The outgoing Chairman, Dinesh Weerakkody expressed his appreciation to the Council, Members and the EFC Secretariat for the invaluable support extended to him throughout his tenure. Sanath Manatunge, Managing Director/CEO of the Commercial Bank of Ceylon PLC was appointed as the new EFC Chairman while Dinal Peiris, Chairman and Managing Director of the Lanka Aluminium Industries PLC Group was appointed as the Vice Chairman.

In his inaugural address, the new Chairman, while underlining the significance of the Federation, stated that, as the National Employers’ Organisation, the EFC will continue to contribute to labour law reforms that support future-ready businesses while driving responsible business initiatives. Manatunge who counts 36 years of experience having held very senior positions in the financial sector, presently serves on the Boards of Commercial Development Company PLC, and Commercial Bank of Maldives (Pvt) Ltd. as the Deputy Chairman. He is also the Chairman of the Sri Lanka Banks’ Association.

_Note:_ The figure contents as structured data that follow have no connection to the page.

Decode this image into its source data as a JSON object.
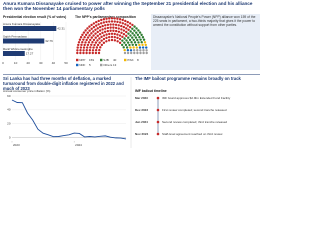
{
  "header": {
    "title": "Anura Kumara Dissanayake cruised to power after winning the September 21 presidential election and his alliance then won the November 14 parliamentary polls"
  },
  "chart_data": [
    {
      "type": "bar",
      "title": "Presidential election result (% of votes)",
      "categories": [
        "Anura Kumara Dissanayake",
        "Sajith Premadasa",
        "Ranil Wickremesinghe"
      ],
      "values": [
        42.31,
        32.76,
        17.27
      ],
      "color": "#1f3b73",
      "xlim": [
        0,
        50
      ],
      "xticks": [
        0,
        10,
        20,
        30,
        40,
        50
      ],
      "grid": true
    },
    {
      "type": "parliament",
      "title": "The NPP's parliamentary composition",
      "categories": [
        "NPP",
        "SJB",
        "ITAK",
        "NDF",
        "Others"
      ],
      "values": [
        159,
        40,
        8,
        5,
        13
      ],
      "colors": [
        "#c62828",
        "#2e7d32",
        "#f2b705",
        "#1565c0",
        "#9e9e9e"
      ],
      "note": "Dissanayake's National People's Power (NPP) alliance won 159 of the 225 seats in parliament, a two-thirds majority that gives it the power to amend the constitution without support from other parties."
    },
    {
      "type": "line",
      "title": "Sri Lanka has had three months of deflation, a marked turnaround from double-digit inflation registered in 2022 and much of 2023",
      "subtitle": "Annual consumer price inflation (%)",
      "categories": [
        "2023",
        null,
        null,
        null,
        null,
        null,
        null,
        null,
        null,
        null,
        null,
        null,
        "2024",
        null,
        null,
        null,
        null,
        null,
        null,
        null,
        null,
        null,
        null
      ],
      "values": [
        54.2,
        50.6,
        50.3,
        35.3,
        25.2,
        12.0,
        6.3,
        4.0,
        1.3,
        1.5,
        2.8,
        4.0,
        6.4,
        5.9,
        0.9,
        1.5,
        0.9,
        1.7,
        2.4,
        0.5,
        -0.5,
        -0.8,
        -2.1
      ],
      "color": "#1f4e9c",
      "ylim": [
        -5,
        60
      ],
      "yticks": [
        0,
        20,
        40,
        60
      ],
      "grid": true
    }
  ],
  "timeline": {
    "section_title": "The IMF bailout programme remains broadly on track",
    "title": "IMF bailout timeline",
    "events": [
      {
        "date": "Mar 2023",
        "text": "IMF board approves $2.9bn Extended Fund Facility"
      },
      {
        "date": "Dec 2023",
        "text": "First review completed; second tranche released"
      },
      {
        "date": "Jun 2024",
        "text": "Second review completed; third tranche released"
      },
      {
        "date": "Nov 2024",
        "text": "Staff-level agreement reached on third review"
      }
    ]
  }
}
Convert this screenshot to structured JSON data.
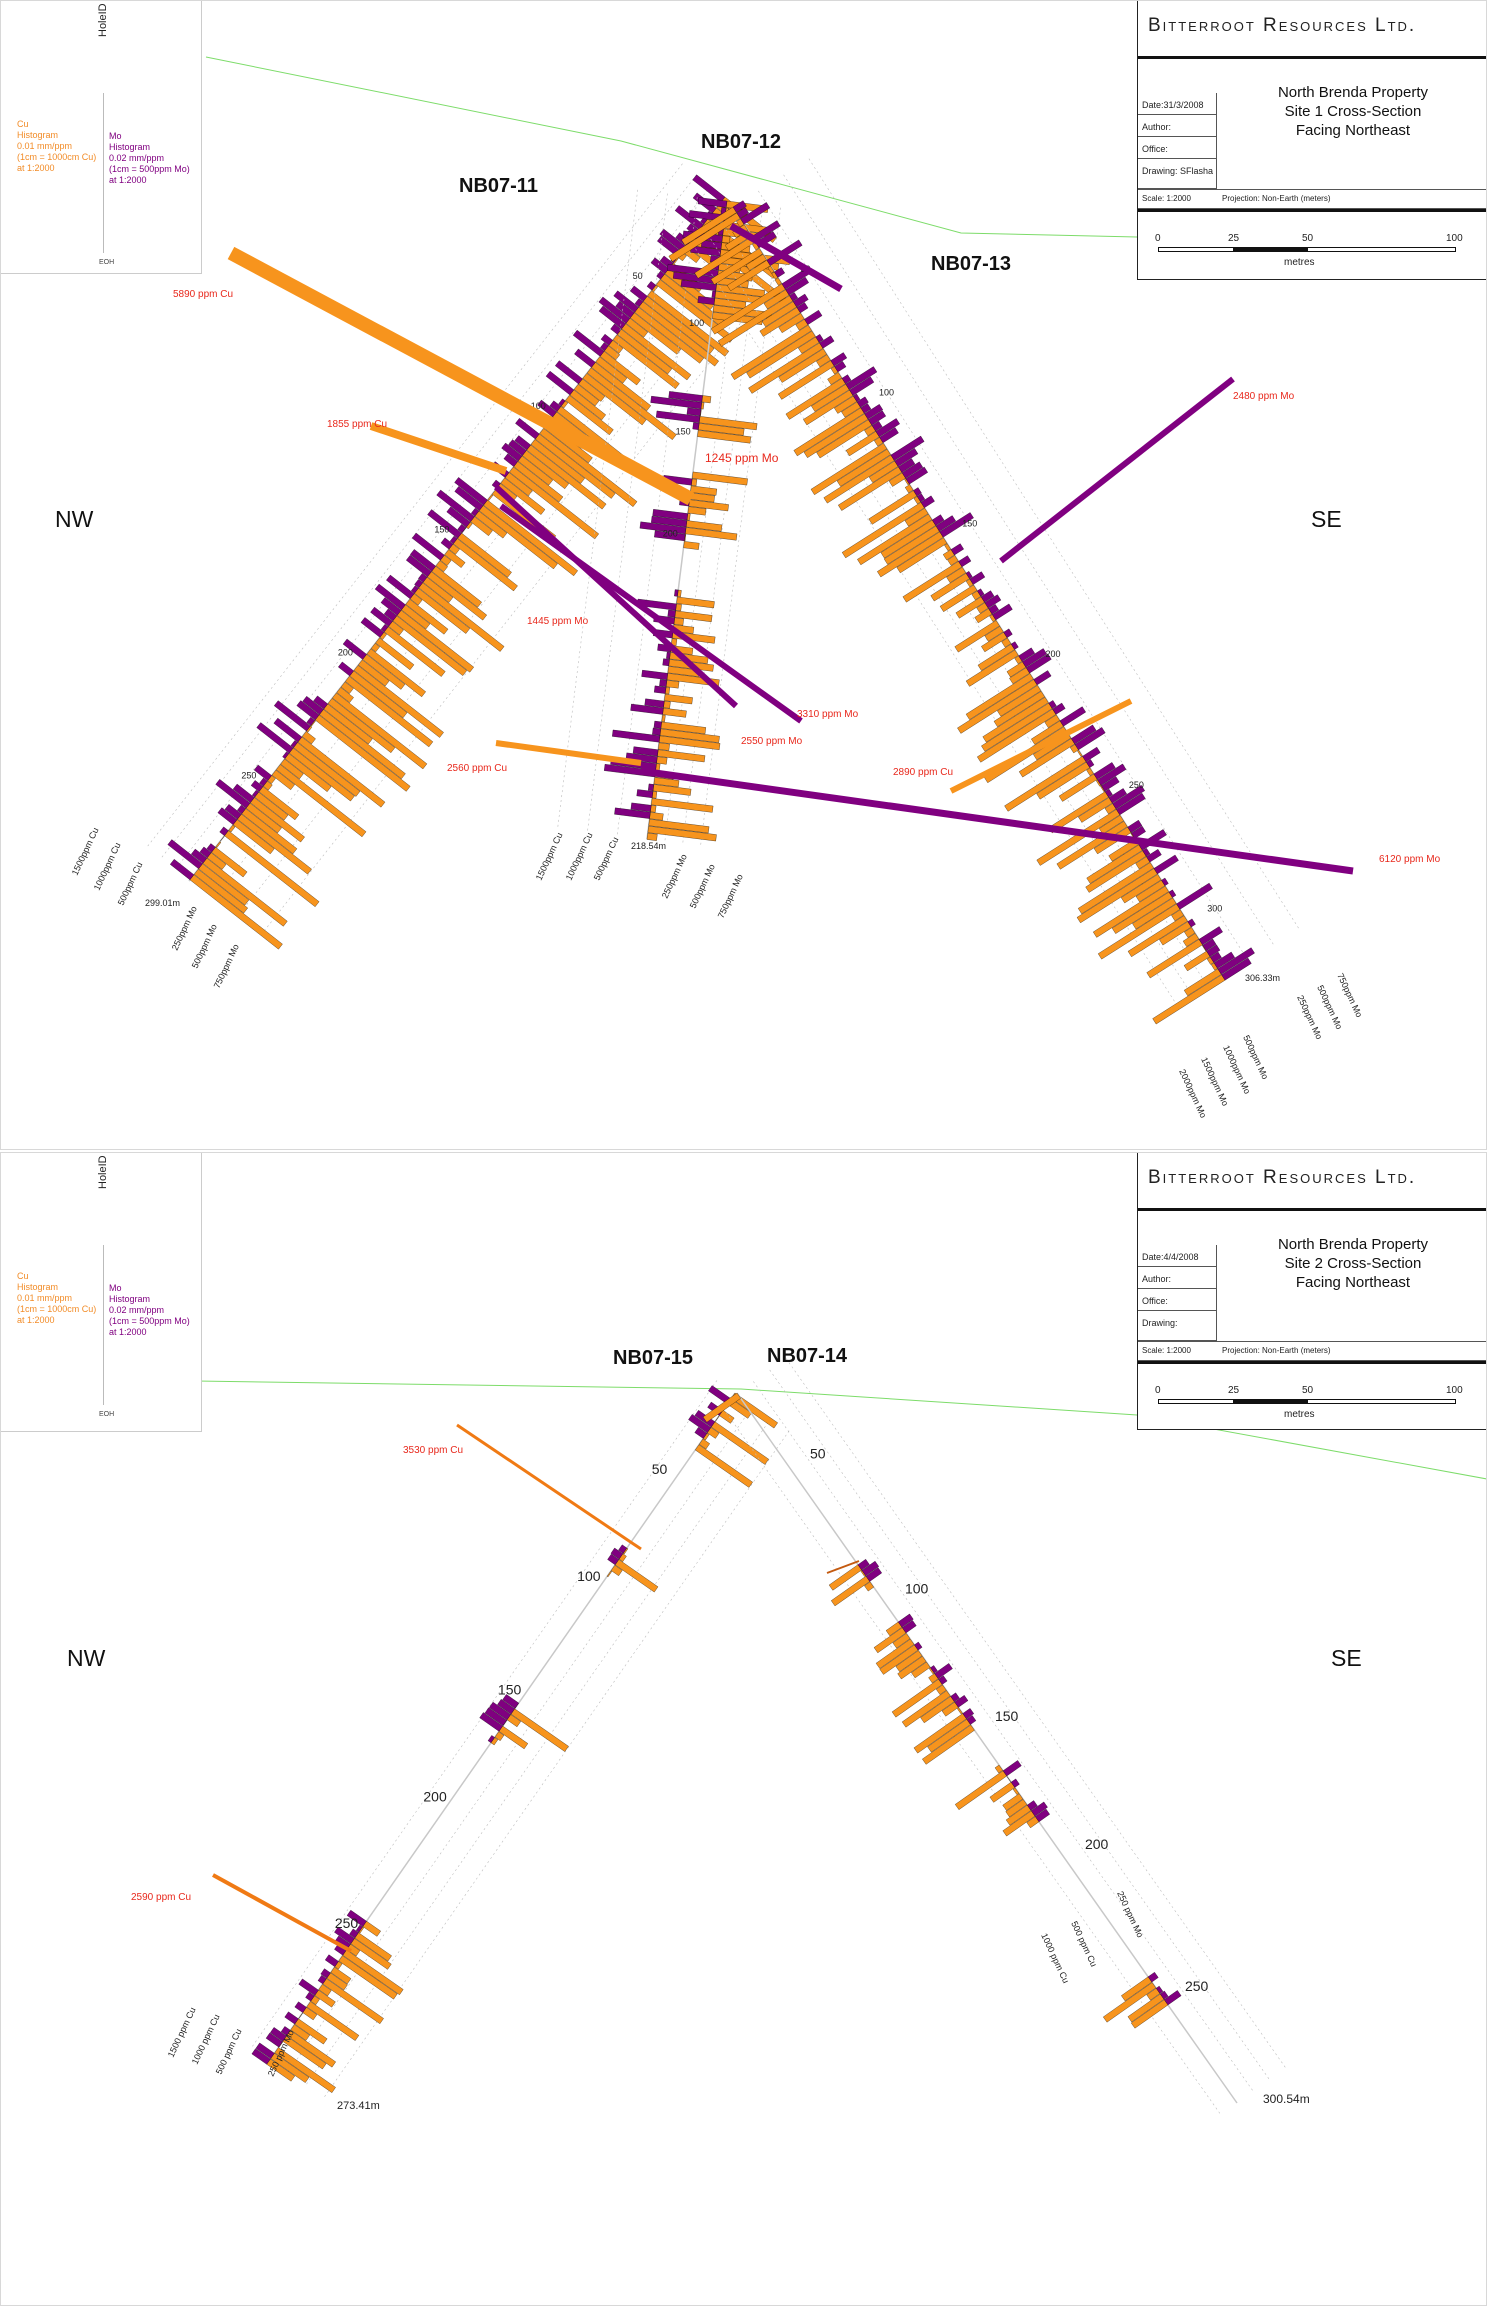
{
  "colors": {
    "cu": "#f7941d",
    "mo": "#800080",
    "annotation": "#e8281c",
    "topography": "#7ddc6a",
    "trace": "#c8c8c8"
  },
  "legend": {
    "hole_id": "HoleID",
    "eoh": "EOH",
    "cu_text": "Cu\nHistogram\n0.01 mm/ppm\n(1cm = 1000cm Cu)\nat 1:2000",
    "mo_text": "Mo\nHistogram\n0.02 mm/ppm\n(1cm = 500ppm Mo)\nat 1:2000"
  },
  "sections": [
    {
      "company": "Bitterroot Resources Ltd.",
      "title": "North Brenda Property\nSite 1 Cross-Section\nFacing Northeast",
      "date": "Date:31/3/2008",
      "author": "Author:",
      "office": "Office:",
      "drawing": "Drawing: SFlasha",
      "scale": "Scale: 1:2000",
      "projection": "Projection: Non-Earth (meters)",
      "scalebar": {
        "ticks": [
          "0",
          "25",
          "50",
          "100"
        ],
        "unit": "metres"
      },
      "nw": "NW",
      "se": "SE",
      "holes": [
        {
          "name": "NB07-11",
          "depth_labels": [
            "50",
            "100",
            "150",
            "200",
            "250"
          ],
          "eoh": "299.01m",
          "cu_scale": [
            "1500ppm Cu",
            "1000ppm Cu",
            "500ppm Cu"
          ],
          "mo_scale": [
            "250ppm Mo",
            "500ppm Mo",
            "750ppm Mo"
          ]
        },
        {
          "name": "NB07-12",
          "depth_labels": [
            "50",
            "100",
            "150",
            "200"
          ],
          "eoh": "218.54m",
          "cu_scale": [
            "1500ppm Cu",
            "1000ppm Cu",
            "500ppm Cu"
          ],
          "mo_scale": [
            "250ppm Mo",
            "500ppm Mo",
            "750ppm Mo"
          ]
        },
        {
          "name": "NB07-13",
          "depth_labels": [
            "50",
            "100",
            "150",
            "200",
            "250",
            "300"
          ],
          "eoh": "306.33m",
          "cu_scale": [
            "2000ppm Mo",
            "1500ppm Mo",
            "1000ppm Mo",
            "500ppm Mo"
          ],
          "mo_scale": [
            "250ppm Mo",
            "500ppm Mo",
            "750ppm Mo"
          ]
        }
      ],
      "annotations": [
        "5890 ppm Cu",
        "1855 ppm Cu",
        "1245 ppm Mo",
        "1445 ppm Mo",
        "3310 ppm Mo",
        "2550 ppm Mo",
        "2560 ppm Cu",
        "2480 ppm Mo",
        "2890 ppm Cu",
        "6120 ppm Mo"
      ]
    },
    {
      "company": "Bitterroot Resources Ltd.",
      "title": "North Brenda Property\nSite 2 Cross-Section\nFacing Northeast",
      "date": "Date:4/4/2008",
      "author": "Author:",
      "office": "Office:",
      "drawing": "Drawing:",
      "scale": "Scale: 1:2000",
      "projection": "Projection: Non-Earth (meters)",
      "scalebar": {
        "ticks": [
          "0",
          "25",
          "50",
          "100"
        ],
        "unit": "metres"
      },
      "nw": "NW",
      "se": "SE",
      "holes": [
        {
          "name": "NB07-15",
          "depth_labels": [
            "50",
            "100",
            "150",
            "200",
            "250"
          ],
          "eoh": "273.41m",
          "cu_scale": [
            "1500 ppm Cu",
            "1000 ppm Cu",
            "500 ppm Cu"
          ],
          "mo_scale": [
            "250 ppm Mo"
          ]
        },
        {
          "name": "NB07-14",
          "depth_labels": [
            "50",
            "100",
            "150",
            "200",
            "250"
          ],
          "eoh": "300.54m",
          "cu_scale": [
            "1000 ppm Cu",
            "500 ppm Cu"
          ],
          "mo_scale": [
            "250 ppm Mo"
          ]
        }
      ],
      "annotations": [
        "3530 ppm Cu",
        "2590 ppm Cu"
      ]
    }
  ]
}
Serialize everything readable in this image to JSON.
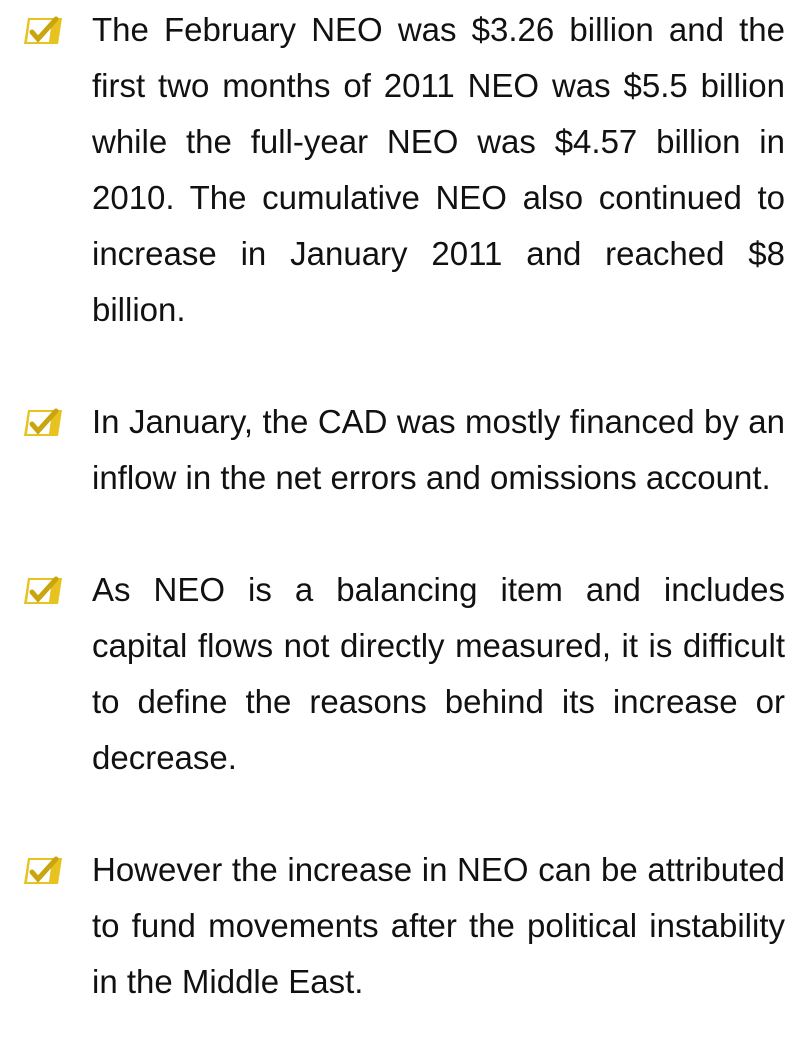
{
  "bullets": [
    "The February NEO was $3.26 billion and the first two months of 2011 NEO was $5.5 billion while the full-year NEO was $4.57 billion in 2010. The cumulative NEO also continued to increase in January 2011 and reached $8 billion.",
    "In January, the CAD was mostly financed by an inflow in the net errors and omissions account.",
    "As NEO is a balancing item and includes capital flows not directly measured, it is difficult to define the reasons behind its increase or decrease.",
    "However the increase in NEO can be attributed to fund movements after the political instability in the Middle East."
  ]
}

Following his appointment as the new EFC Chair, the senior professional further emphasised the importance of engaging with the tripartite stakeholders to collaboratively advance shared objectives and strengthen Sri Lanka’s employment landscape.

Manatunge also represents key industry interests as a Member of the UNICEF Business Council, the Ceylon Chamber of Commerce, and the World Bank Group’s Private Sector Advisory Council. His regulatory and advisory contributions include serving as an Ex-Officio Member of the Stakeholder Engagement Committee of the Central Bank of Sri Lanka, as well as a Member of the Project Steering Committee (PSC) for the Central Bank’s Fraud Risk Management (FRM) System.